In 1932, the Air Ministry issued Specification B.9/32 for a twin-engined day bomber with a challenging demand for "higher performance than any preceding bomber aircraft" and, among others, the Gloster Aviation Company responded with a mid-wing cantilever monoplane featuring all-metal stressed-skin construction, retractable landing gear, flaps, a powered dorsal gun turret, a ventral bomb bay and variable-pitch propellers. Like most of the companies tendering to B.9/32, Gloster's design featured the politically-favoured Rolls-Royce Goshawk 'evaporative' (steam cooled) engine but by the end of 1933 Gloster could see that the Goshawk engine would seriously degrade flight performance due to the larger then expected size of the condensors required to turn the steam vapour back into liquid.

Gloster's chief designer, Henry Folland, turned to his long-time friends at the Bristol Engine Company who were planning a new 14-cylinder twin-row sleeve valve radial engine as a development of their existing single-row Aquila engine by adding another row of cylinders and transforming it into the Bristol Taurus twin-row radial engine. With an anticipated power output of 1,000 hp and with very low weight, Folland quickly redesigned his bomber around two of the proposed Bristol Taurus engines and boldly reduced the crew from four to two by removing the defensive armanent and the bombardier's station. Folland briefed RAF and Air Ministry officials on his unarmed fast bomber and mainly due to the support of Edward Ellington, the Chief of the Air Staff, Folland was rewarded with a new Specification B.40/34 to cover his new design soon officially named as the Gloster Garrison. Ellington soon followed up this support with a production contract for 250 Gloster Garrison aircraft as part of 'Scheme F' an ambitious plan to increase the size of the Royal Air Force to 187 squadrons within three years to counter the threat from Hitler's Germany. Such was the dominance of "the bomber will always get through" strategy at the time that Ellington demanded five bomber squadrons for every two fighter squadrons and he saw that this unarmed fast bomber could play an important role in his expansion plans.

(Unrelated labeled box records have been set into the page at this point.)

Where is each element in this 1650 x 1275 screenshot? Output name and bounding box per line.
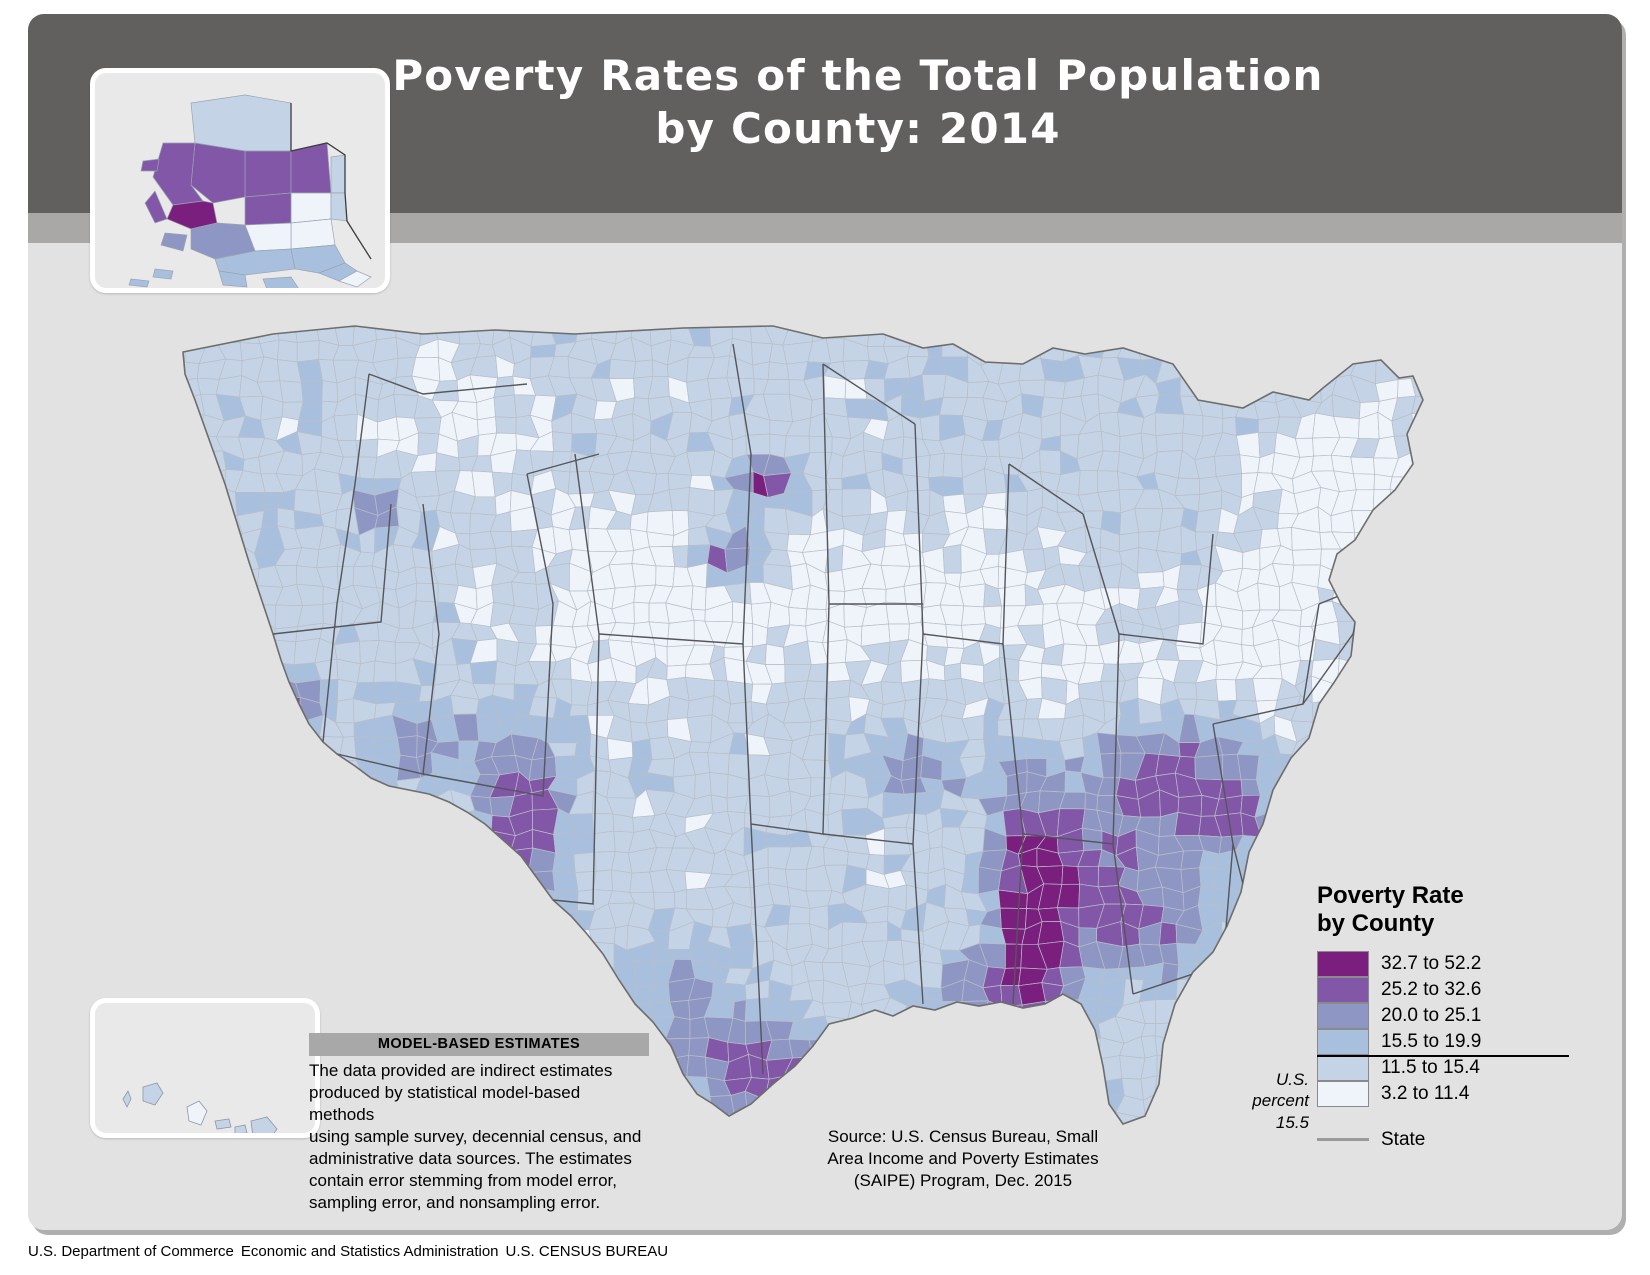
legend-swatch-4 <box>1317 1028 1369 1055</box>
legend-class-3[interactable]: 20.0 to 25.1 <box>1317 1002 1613 1029</box>
legend-class-1[interactable]: 32.7 to 52.2 <box>1317 950 1613 977</box>
mbe-line-5: contain error stemming from model error, <box>309 1170 617 1190</box>
legend-class-5[interactable]: 11.5 to 15.4 <box>1317 1054 1613 1081</box>
legend-title-line-1: Poverty Rate <box>1317 882 1464 909</box>
legend-title: Poverty Rate by County <box>1317 882 1613 939</box>
legend: Poverty Rate by County 32.7 to 52.2 25.2 … <box>1252 882 1613 1151</box>
legend-swatch-6 <box>1317 1080 1369 1107</box>
model-based-estimates-body: The data provided are indirect estimates… <box>309 1060 649 1213</box>
footer-agency: U.S. Department of Commerce <box>28 1243 234 1260</box>
source-line-3: (SAIPE) Program, Dec. 2015 <box>853 1171 1073 1191</box>
alaska-outline <box>290 103 372 260</box>
us-average-rule <box>1317 1054 1569 1057</box>
footer-division: Economic and Statistics Administration <box>240 1243 499 1260</box>
legend-swatch-2 <box>1317 976 1369 1003</box>
us-note-line-3: 15.5 <box>1275 1113 1309 1133</box>
title-line-2: by County: 2014 <box>655 103 1061 153</box>
legend-swatch-5 <box>1317 1054 1369 1081</box>
legend-label-3: 20.0 to 25.1 <box>1381 1004 1482 1026</box>
source-line-1: Source: U.S. Census Bureau, Small <box>827 1127 1099 1146</box>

With development of the airframe running slightly ahead of the Taurus engine, all Garrison prototypes were powered by two 840 hp Bristol Mercury VIII radial piston engines and these were good enough to demonstrate the aircraft's performance and handling and also that the design was a good bombing platform. With continued delays in the development of Taurus engine the first production aircraft retained the Bristol Mercury VIII engines and following the completion of handling trials, conducted at the Central Flying School at Upavon in Wiltshire, the Garrison B.I entered RAF squadron service with No.49 Squadron at Scampton in August 1937 and No.101 Squadron at Bircham Newton in October 1937.